As other eagles his age were flying thousands of kilometres around Tasmania, Ernie has been reluctant to leave Maria Island. Ernie is part of a long term study at UTAS radio tracking young wedge-tailed eagles to better understand their movements after they leave the nest.

A few months after fledging the nest, young Tasmanian wedge-tailed eagles leave their parents’ territory and spend a number of years flying around the Tasmanian landscape, a process called natal dispersal, until they eventually settle in their own territory. Of the 25 young wedge-tailed eagles the project has been tracking, 24 have been flying thousands of kilometres around Tasmania as they disperse. Meanwhile, Ernie the Maria Island wedgie has been reluctant to leave his island home.

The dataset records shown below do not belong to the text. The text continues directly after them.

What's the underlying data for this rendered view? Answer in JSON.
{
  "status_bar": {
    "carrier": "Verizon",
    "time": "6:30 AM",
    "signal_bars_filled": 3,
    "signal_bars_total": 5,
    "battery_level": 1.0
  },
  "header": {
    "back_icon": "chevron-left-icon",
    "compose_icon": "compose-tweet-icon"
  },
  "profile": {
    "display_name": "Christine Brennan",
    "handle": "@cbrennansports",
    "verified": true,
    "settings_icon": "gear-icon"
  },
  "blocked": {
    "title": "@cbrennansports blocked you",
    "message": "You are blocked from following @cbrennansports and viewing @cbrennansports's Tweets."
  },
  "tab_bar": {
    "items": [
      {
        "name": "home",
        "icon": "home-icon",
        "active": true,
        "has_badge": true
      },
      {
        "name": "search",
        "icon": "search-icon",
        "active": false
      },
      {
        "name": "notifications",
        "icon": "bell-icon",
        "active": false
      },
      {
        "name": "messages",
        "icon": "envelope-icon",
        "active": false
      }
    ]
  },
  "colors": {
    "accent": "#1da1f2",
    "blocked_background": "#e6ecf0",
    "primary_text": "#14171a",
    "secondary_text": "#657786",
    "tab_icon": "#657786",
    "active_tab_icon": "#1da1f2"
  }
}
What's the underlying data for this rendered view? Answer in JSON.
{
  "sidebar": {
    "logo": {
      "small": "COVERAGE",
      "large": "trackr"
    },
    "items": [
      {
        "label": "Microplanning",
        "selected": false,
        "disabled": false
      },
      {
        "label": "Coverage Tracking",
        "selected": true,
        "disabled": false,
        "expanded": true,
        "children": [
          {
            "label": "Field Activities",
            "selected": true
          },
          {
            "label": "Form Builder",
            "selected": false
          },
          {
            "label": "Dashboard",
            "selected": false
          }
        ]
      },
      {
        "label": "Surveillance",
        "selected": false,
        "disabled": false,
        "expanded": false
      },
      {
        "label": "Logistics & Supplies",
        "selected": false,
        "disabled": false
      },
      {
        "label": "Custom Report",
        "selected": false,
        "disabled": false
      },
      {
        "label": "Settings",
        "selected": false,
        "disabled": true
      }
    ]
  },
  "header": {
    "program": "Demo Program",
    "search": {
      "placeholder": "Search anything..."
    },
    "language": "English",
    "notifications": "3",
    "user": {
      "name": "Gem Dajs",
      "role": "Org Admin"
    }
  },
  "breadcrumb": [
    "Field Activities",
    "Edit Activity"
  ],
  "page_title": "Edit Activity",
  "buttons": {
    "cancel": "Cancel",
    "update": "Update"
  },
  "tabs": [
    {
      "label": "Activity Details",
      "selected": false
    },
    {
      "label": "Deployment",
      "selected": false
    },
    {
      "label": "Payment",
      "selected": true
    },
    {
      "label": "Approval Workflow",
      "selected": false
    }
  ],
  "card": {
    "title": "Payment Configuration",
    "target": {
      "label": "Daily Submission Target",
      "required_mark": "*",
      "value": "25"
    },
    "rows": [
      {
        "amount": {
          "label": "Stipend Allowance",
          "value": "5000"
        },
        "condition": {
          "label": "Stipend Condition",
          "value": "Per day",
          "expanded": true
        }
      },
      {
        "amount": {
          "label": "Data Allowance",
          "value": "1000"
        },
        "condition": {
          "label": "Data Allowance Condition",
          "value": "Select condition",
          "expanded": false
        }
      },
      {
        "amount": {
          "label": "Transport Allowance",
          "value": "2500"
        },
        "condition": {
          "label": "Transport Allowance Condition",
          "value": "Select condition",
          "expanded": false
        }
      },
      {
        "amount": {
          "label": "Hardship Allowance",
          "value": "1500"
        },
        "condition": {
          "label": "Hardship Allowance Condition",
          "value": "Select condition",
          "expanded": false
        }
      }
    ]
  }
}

Once young eagles leave the nest, they stay with their parents in their territory for a period of time whilst they learn how to be an eagle and fend for themselves. Here they remain often for over a year. Ernie was especially reluctant to leave home, finally leaving his parents’ territory 19 months after fledging his nest.

Whilst the other birds will cover thousands of kilometres as they cruise around Tasmania, Ernie was staying confined to Maria Island. However, Ernie stayed on Maria Island. Wedge-tailed eagles generally don’t like flying over open water, so it is likely that flying the 4–5 km between Maria Island and mainland Tasmania was a daunting prospect for Ernie.

After over two and a half years covering almost every corner of Maria Island, Ernie finally made a brave flight to the Tasmanian mainland. Picking a warm clear day with an easterly breeze, Ernie left the south of Maria and touched down near Pine Creek Beach on the east coast of Tasmania. He then travelled inland, spending a couple of months around the Mount Morrison Forest Reserve.

At five years old, Ernie is currently back on Maria Island and potentially searching for a place to establish his own territory.